Já pensou levar dois concentradores de oxigênio na bagagem de mão ? Marina de Andrade Kolya (39), professora, leva dois, carinhosamente chamados de Arlindão (5kg) e Arlindinho (2,3kg). A paulistana nasceu sem a artéria tronco-pulmonar - que liga o coração ao pulmão - e, quando concluiu sua graduação em pedagogia, descobriu uma hipertensão pulmonar. Desde então, ela precisa usar para dormir e fazer alguma atividade que requer esforço para seu organismo.
Foi com esta descoberta que os médicos quiseram limitar as andanças da Marina pelo Brasil e o mundo (ela já tinha feito alguns mochilões com amigas pela América Latina ). Foi só depois de pequenos trechos, em que ela cuidava para não comer nem beber nada - “Assim meu organismo ia focar a energia somente em respirar” -, que ela encarou um voo longo para Alemanha, junto da mãe e uma tia, para visitar seu irmão.
Gol da Marina
Apesar de ter ido para a Alemanha quando tinha seis anos para tentar descobrir o que causava sua dificuldade em respirar, foi nesta segunda vez que ela de fato precisou do cilindro de oxigênio. “O avião não tinha nem decolado e eu estava tão nervosa que ao levantar o encosto do avião, ele soltou e caiu na moça do banco de trás, que estava com uma roupa completamente branca e bebendo vinho. Ela ficou tão irritada - com razão -, que eu comecei a ficar muito ansiosa”, lembra Marina.
Observando a situação, sua mãe pediu para o comissário se existia um cilindro de oxigênio a bordo e teve uma resposta positiva. Apesar dele não ter durado até o final do voo, foi a primeira vez que ela usou o oxigênio fora de casa (pois usava para dormir) e fora do ambiente hospitalar.
Você viu?
“Quando a gente aterrisou, fui recepcionada pela equipe médica para ver como eu estava. Eles também orientaram que a companhia aérea fornecia o cilindro de oxigênio, eu apenas precisava reservar com antecedência.” Mesmo com a reserva feita, na hora de voltar - curiosamente, durante a Copa que o Brasil perdeu de 7 a 1 para a Alemanha -, a companhia alegou que a reserva do cilindro tinha sido feita com pouca antecedência, dando início a uma série de obstáculos.
Fronteiras burocráticas
Sua volta para casa demorou três dias para acontecer e ela só conseguiu voltar porque comprou outra passagem, por outra companhia - “Minha tia já estava vendo se era possível a gente voltar de navio !” Mais uma vez, Marina tomou o cuidado de não comer nem beber nada.

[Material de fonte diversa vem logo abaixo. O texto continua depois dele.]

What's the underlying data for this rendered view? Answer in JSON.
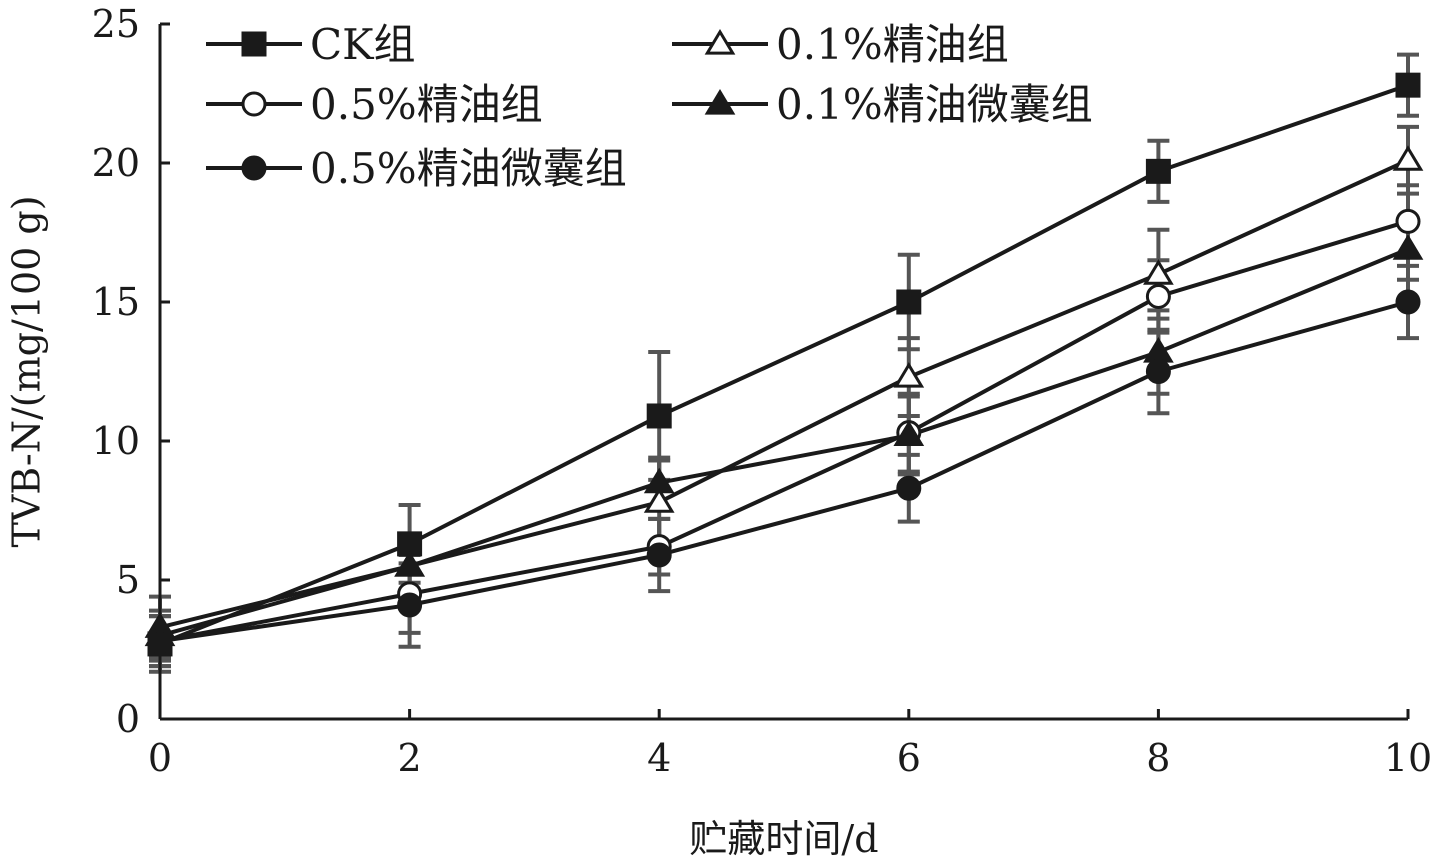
{
  "chart_data": {
    "type": "line",
    "title": "",
    "xlabel": "贮藏时间/d",
    "ylabel": "TVB-N/(mg/100 g)",
    "x": [
      0,
      2,
      4,
      6,
      8,
      10
    ],
    "xlim": [
      0,
      10
    ],
    "ylim": [
      0,
      25
    ],
    "xticks": [
      0,
      2,
      4,
      6,
      8,
      10
    ],
    "yticks": [
      0,
      5,
      10,
      15,
      20,
      25
    ],
    "grid": false,
    "legend_position": "top-left",
    "line_color": "#1a1a1a",
    "errorbar_color": "#555555",
    "series": [
      {
        "name": "CK组",
        "marker": "square",
        "marker_fill": "#1a1a1a",
        "values": [
          2.7,
          6.3,
          10.9,
          15.0,
          19.7,
          22.8
        ],
        "errors": [
          1.0,
          1.4,
          2.3,
          1.7,
          1.1,
          1.1
        ]
      },
      {
        "name": "0.1%精油组",
        "marker": "triangle",
        "marker_fill": "#ffffff",
        "values": [
          3.0,
          5.5,
          7.8,
          12.3,
          16.0,
          20.1
        ],
        "errors": [
          0.9,
          1.0,
          1.5,
          1.4,
          1.6,
          1.2
        ]
      },
      {
        "name": "0.5%精油组",
        "marker": "circle",
        "marker_fill": "#ffffff",
        "values": [
          2.8,
          4.5,
          6.2,
          10.3,
          15.2,
          17.9
        ],
        "errors": [
          0.9,
          1.4,
          1.0,
          1.4,
          1.3,
          1.3
        ]
      },
      {
        "name": "0.1%精油微囊组",
        "marker": "triangle",
        "marker_fill": "#1a1a1a",
        "values": [
          3.3,
          5.5,
          8.5,
          10.2,
          13.2,
          16.9
        ],
        "errors": [
          1.1,
          1.0,
          0.9,
          1.4,
          1.5,
          1.1
        ]
      },
      {
        "name": "0.5%精油微囊组",
        "marker": "circle",
        "marker_fill": "#1a1a1a",
        "values": [
          2.8,
          4.1,
          5.9,
          8.3,
          12.5,
          15.0
        ],
        "errors": [
          0.9,
          1.5,
          1.3,
          1.2,
          1.5,
          1.3
        ]
      }
    ]
  }
}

“As próprias companhias não querem transportar pessoas com necessidades especiais porque isso implica em responsabilidades para eles. Então existem diversos protocolos e burocracias para vencer a pessoa no cansaço, de forma que ela acabe desistindo da viagem”, explica Marina. Para levar os Arlindos - que vieram depois desta viagem para a Alemanha -, ela sempre está com atestado, exames e documentação dos cilindros em dia.
Desde então, ela, o marido e os Arlindos conheceram a África do Sul , Islândia , Cuba , Portugal , Holanda e Japão - que se tornou um sonho de Marina à medida que ela acompanhava um canal de viagens pelo YouTube. Quando foi afastada do trabalho, em 2016, ela deu início ao próprio canal ( Não viaja, Marina! ) e começou a partilhar suas andanças por aí.
E depois da pandemia?
“Não sei se tenho coragem de entrar em um avião de novo. Primeiro porque eu sempre achei nojento aquele mesmo ar circulando o tempo todo. Depois, eu não estou acostumada a usar máscara por muitas horas, pois desde o começo da pandemia eu só saio para consultas”, reflete Marina, que lá pelo fim da conversa vai pensando em todos os lugares do Brasil que ela ainda não conhece e são possíveis ir de carro ou até com um voo rápido.